As this wonderful video (below) from Aquascape Inc.’s Facebook page shows, when done well, these features can attract lots of interesting and friendly creatures that children love:  birds, frogs, salamanders, butterflies.

Not to mention by adding koi and lovely aquatic plants, depending on their age, children can be entertained as well as educated — on their own — for hours at a time.

 

DP Design Video

 

Now while there are a few things to consider, like an ideal pond depth for the age of the children, with a little care, koi ponds bring out the child in us all. Even today, when a pond is large enough, many adults can’t resist a swim.

So whether you believe in being a ‘helicopter’ parent, or come down on the side of ‘free range,’ with a backyard koi pond, kids can explore without being far from a watchful eye. They’ll learn independence choosing what to study on any given day: a croaking frog, a bird bathing in the cool water, or jeweled koi eager to be fed.

 

Pond Lessons for Kids

Pond Lessons for Kids

In return for your providing the clean pond water, these little amphibians greatly reduce the amount of pesky insects in your backyard — thereby naturally reducing a need for pesticides.

 

Kids and Backyard Ponds:

Kids and Backyard Ponds:

Any child fortunate enough to grow up with the ability to explore nature never loses love for the outdoors and the beauty of Mother Earth. Photo: Courtesy of Aquascape Inc.

 

Natural Playscape with Pond:

Natural Playscape with Pond (Long Island/NY):

Deck and Patio designed/built this city oasis with a temporary 8” shallow pond for younger children, which can be easily turned into a full-size koi pond when the children get older.

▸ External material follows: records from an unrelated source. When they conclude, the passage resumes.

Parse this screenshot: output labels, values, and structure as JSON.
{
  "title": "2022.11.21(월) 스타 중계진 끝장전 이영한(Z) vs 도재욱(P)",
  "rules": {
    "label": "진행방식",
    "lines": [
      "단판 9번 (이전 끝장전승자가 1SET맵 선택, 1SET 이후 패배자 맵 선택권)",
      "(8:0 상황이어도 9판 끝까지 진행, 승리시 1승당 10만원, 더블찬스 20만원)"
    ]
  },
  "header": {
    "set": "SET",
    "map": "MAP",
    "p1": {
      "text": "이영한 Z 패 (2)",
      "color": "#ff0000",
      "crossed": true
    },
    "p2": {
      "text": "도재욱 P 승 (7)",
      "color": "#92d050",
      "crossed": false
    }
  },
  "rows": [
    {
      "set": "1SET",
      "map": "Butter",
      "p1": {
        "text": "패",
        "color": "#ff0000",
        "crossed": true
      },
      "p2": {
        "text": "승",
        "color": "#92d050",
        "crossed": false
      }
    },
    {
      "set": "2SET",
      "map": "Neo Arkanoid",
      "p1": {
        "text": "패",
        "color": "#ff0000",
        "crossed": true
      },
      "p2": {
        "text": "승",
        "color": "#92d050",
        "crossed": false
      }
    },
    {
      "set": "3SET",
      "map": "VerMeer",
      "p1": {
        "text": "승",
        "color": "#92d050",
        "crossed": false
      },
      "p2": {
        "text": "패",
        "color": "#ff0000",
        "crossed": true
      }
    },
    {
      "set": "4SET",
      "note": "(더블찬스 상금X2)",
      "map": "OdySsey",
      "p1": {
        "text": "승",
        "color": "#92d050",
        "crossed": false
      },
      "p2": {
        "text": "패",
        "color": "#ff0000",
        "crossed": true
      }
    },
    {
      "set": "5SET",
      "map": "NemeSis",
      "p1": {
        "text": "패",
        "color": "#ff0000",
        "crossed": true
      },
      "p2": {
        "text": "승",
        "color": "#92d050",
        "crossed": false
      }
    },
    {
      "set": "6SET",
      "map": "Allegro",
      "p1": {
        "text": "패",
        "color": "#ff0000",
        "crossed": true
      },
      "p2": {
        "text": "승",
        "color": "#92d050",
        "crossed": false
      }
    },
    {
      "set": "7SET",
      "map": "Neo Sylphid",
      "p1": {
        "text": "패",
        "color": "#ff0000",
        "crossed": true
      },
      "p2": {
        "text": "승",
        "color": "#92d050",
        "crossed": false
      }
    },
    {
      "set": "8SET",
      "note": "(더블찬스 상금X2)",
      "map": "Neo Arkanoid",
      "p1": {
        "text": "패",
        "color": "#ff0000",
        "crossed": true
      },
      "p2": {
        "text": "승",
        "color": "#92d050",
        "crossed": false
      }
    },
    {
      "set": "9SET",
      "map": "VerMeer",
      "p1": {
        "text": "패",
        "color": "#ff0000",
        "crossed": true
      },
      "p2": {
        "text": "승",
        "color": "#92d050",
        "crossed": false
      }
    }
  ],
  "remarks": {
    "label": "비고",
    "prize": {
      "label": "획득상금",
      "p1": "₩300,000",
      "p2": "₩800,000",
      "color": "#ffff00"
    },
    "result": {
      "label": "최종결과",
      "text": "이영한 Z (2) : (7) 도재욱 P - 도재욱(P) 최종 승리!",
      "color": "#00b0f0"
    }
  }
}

Stepping stones lead from the playhouse across the pond to a patio at the back of the house — where parents, grandparents, neighbors and friends can sit and watch the children play and explore (ahem). 

 

Swimming Ponds (Long Island/NY):

Swimming Ponds (Long Island/NY):

Swimming Ponds (Long Island/NY): Another blog post on Aquascape’s website, titled: “Growing Up Around a Pond,” included this photo of her son encouraging a friend to join him in their pond. Photo: Courtesy of Aquascape Inc.

 

Ponds Offer Multi-Seasonal Enjoyment:

Ponds Offer Multi-Seasonal Enjoyment:

Even when the weather is chilly, kids enjoy studying what’s happening in a pond. And when winter comes, and the koi hibernate, they might be able to skate on it. This is one time, no one argues that helicopter parenting isn’t a good thing. Parents will definitely be the ones checking to know if the pond is truly frozen.